I need to get the details for all issues in a volume. Sometimes the volume contains just one issue, but most times it's way more, e. g. The Waling Dead has 164 issues. First, rate limiting won't let me call /api/issue/ 164 times at once and second, if there has to be a delay between the calls it will take forever. How am I supposed to do this?

@imawindev: I have no experience with API's but from what was laid out in the original post it seems like you just have to delay the requests so you don't have more then one per second, that doesn't seem like much of a problem

@pikahyper: But 164 calls will almost use up the rate limiting of 200 calls per hour and adding a delay of one second means getting the details for all issues will take almost 3 minutes. No user will accept that.

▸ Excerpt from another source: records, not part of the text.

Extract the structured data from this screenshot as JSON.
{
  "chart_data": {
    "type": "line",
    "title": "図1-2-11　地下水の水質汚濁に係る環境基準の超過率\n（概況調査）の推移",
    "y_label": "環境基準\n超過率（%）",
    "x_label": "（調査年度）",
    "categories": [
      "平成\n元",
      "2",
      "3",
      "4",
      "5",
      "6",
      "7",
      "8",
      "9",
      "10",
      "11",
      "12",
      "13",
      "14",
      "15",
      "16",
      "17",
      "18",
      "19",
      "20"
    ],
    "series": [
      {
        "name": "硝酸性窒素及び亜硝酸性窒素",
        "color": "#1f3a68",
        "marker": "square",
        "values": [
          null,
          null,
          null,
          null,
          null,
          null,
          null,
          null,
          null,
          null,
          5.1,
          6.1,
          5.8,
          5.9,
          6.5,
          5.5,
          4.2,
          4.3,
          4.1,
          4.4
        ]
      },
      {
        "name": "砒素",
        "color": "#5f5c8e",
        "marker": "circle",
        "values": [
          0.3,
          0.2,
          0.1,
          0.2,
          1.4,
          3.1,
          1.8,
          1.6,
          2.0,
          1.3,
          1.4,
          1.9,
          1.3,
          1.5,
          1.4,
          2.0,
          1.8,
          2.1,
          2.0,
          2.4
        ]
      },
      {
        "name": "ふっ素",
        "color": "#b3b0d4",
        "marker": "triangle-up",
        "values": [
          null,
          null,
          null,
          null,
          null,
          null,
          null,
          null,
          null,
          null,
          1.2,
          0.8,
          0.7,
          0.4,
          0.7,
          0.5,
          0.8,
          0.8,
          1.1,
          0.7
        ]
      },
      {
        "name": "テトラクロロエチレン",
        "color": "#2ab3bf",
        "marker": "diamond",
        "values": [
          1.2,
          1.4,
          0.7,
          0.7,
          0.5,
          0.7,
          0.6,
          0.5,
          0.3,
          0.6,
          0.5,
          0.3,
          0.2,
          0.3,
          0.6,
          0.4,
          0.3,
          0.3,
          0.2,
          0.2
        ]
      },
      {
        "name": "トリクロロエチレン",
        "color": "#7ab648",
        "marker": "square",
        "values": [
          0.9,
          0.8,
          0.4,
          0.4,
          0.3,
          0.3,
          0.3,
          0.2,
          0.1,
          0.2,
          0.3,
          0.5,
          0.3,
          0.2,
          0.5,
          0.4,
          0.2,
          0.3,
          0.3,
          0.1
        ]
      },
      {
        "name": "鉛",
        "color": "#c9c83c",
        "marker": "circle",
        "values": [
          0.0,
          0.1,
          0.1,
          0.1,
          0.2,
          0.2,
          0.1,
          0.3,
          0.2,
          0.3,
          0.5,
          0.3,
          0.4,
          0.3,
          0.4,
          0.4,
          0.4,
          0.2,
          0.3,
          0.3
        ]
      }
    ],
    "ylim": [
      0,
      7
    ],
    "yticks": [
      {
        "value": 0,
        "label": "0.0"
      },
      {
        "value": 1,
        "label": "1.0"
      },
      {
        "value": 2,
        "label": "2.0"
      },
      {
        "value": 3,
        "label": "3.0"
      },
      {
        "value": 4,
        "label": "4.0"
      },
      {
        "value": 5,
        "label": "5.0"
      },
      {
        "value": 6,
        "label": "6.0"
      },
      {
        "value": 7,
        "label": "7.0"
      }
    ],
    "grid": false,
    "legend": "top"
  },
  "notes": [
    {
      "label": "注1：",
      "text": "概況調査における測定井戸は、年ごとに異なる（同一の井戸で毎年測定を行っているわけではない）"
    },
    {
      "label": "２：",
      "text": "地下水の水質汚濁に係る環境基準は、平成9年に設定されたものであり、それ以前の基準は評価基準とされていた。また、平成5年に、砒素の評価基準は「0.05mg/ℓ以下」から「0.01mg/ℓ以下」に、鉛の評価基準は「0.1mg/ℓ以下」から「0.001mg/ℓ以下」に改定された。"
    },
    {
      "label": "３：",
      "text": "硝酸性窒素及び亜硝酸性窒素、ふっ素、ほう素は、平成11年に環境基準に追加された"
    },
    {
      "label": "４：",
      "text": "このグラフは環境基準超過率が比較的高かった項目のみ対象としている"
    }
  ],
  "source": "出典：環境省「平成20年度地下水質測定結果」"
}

@imawindev: three minutes isn't that bad for that amount of data, the API is a free resource and users of these third party apps need to be grateful for what can be given and use it in moderation as we don't have the resources to allow more than is available, without these limitations the API calls take down the entire site regularly because too many third party users take the service for granted and flood the API with requests, we did it for a little while and it sucked.

@pikahyper: A simple solution would be to add a method to the API which gets the details for all issues in a volume in a single request.

@imawindev: It wouldn't be ideal though as it would run into time out problems, we have volumes with thousands of issues in them. In its current form the API is semi basic and can't handle complex or time/resource intensive operations, it is still an information wiki, third party apps have just chosen to use it as the backbone for their collection applications (as free alternatives for pricey collection apps that can afford to have more resources), the API may be able to handle small collections but it can't handle large ones. I doubt the API was developed with collection software in mind, let alone multiple applications:

Now that you've found this motherload, do the right thing. Don't just steal it and build some crappy collection app.

- from the API page

Am I blocked? Been adding a lot to Mylar3, so plausible.